JSBSim is not a simulator in its own right, but rather an open source Flight Dynamics Model which can be used for a variety of realistic aerodynamic simulation applications. This tool is used by some of the other simulators on this list as the flight model and is well regarded as a leader in accurate aerodynamic flight modeling. With JSBSim it is possible to model custom airframes and in May of 2022 a plugin was released for using JSBSim in Unreal Engine.
X-Plane is a modern simulator with support for Ardupilot integration (PX4 is now deprecated). With a high level of visual fidelity and a wide range of available vehicles, X-Plane is a compelling option for producing high quality demos of autopilot capability. Sensor support is limited outside of basic flight control sensors, but custom environments with high visual fidelity makes X-Plane a compelling simulation option for development.
Realflight is a simulator with the somewhat novel ability to design and test custom vehicle designs, enabling hardware design testing in a visual way. Visual fidelity is decent, but not sufficient for more advanced computer vision applications.
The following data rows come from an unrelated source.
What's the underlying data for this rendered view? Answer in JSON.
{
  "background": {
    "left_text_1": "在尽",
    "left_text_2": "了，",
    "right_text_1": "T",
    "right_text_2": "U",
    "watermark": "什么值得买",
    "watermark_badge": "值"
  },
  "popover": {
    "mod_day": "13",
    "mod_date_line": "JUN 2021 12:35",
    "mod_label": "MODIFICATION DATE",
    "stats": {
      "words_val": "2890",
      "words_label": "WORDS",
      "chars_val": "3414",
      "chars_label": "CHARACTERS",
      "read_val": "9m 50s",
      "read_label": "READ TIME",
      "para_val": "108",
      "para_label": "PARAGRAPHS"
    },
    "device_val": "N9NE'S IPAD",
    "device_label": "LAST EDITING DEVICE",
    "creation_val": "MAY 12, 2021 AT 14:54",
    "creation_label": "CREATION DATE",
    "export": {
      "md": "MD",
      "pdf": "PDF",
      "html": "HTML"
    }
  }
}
This simulator is targeted at the RC community, but Ardupilot integration makes it possible for you to use it for behavior testing applications as well.
MATLAB & Simulink
MATLAB and Simulink are widely used tools in the world of physics design and controller calibration. While MATLAB and Simulink aren’t classic simulators like many of the others listed here, there are a variety of useful tools such as the UAV Toolbox, which you can use to develop custom implementations for PX4 and Ardupilot. MATLAB and Simulink can also be used to simulate sensor input, tune PID controllers, and generate code for a wide variety of more in-depth drone customizations.
Webots is an open source simulator similar to Gazebo for general robotics development and has support for Ardupilot integration (unfortunately not PX4). In terms of visual fidelity, Webots is somewhat limited, but the development of custom vehicles and sensor support is very robust. Simplified physics models are available for a wide range of vehicle types as well to accelerate your development.
SCRIMMAGE (Simulating Collaborative Robots in Massive Mulit-Agent Game Execution) is a simulator targeting drone swarming behavior development. It allows a user to simulate a vast number of drones together in simple environments with low visual fidelity optimized for multi-agent interactions. As a simulator, SCRIMMAGE provides a platform for flexible simulation of mobile robotics algorithms and has support for Ardupilot and PX4 integration.